Faz sentido procurar ajuda, conversar. É um caminho que se faz sozinha ou é melhor ser feito acompanhada por pessoas que tenham sofrido uma perda semelhante, de luto?

De certa forma, as pessoas que viveram situações de perda e de luto atraem-se, até porque a vida não passa para a pessoa, mas para quem está à volta sim, e depressa. A mãe do Cazuza, a Lucinda Araújo, sempre diz que está muito alegre, não fala desse assunto porque logo vão dizer “lá vem a chata!” Porque a vida anda para as outras pessoas, mas aquele assunto fica sempre dentro de si. As pessoas que têm luto entendem-se porque há coisas que só quem viveu sabe e podem conversar entre si de uma forma que não vão fazer noutros ambientes. Mas tudo depende da necessidade de cada um.

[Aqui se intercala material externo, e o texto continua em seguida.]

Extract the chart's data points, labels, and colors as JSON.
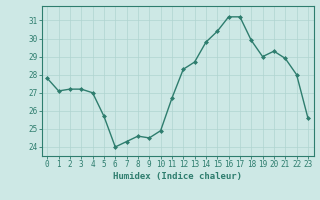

E como se lida com esta realidade quando se tem outro filho. Como se vive?

Normal, porque é o seu filho [Glória tem três filhos, perdeu o segundo, Rafael, em 2002, por doença]. Há continuidade e é importante viver a vida que sempre se teve com ele, procurar não sufocar de mais. Ficamos mais preocupados com tudo, mas é normal. Não se pode ficar a trazer essas coisas para a convivência porque isso é um peso meu. É claro que ele tem peso dele, como irmão é menor, mas não posso transferir isso para ele, nem de o sufocar ou paralisar.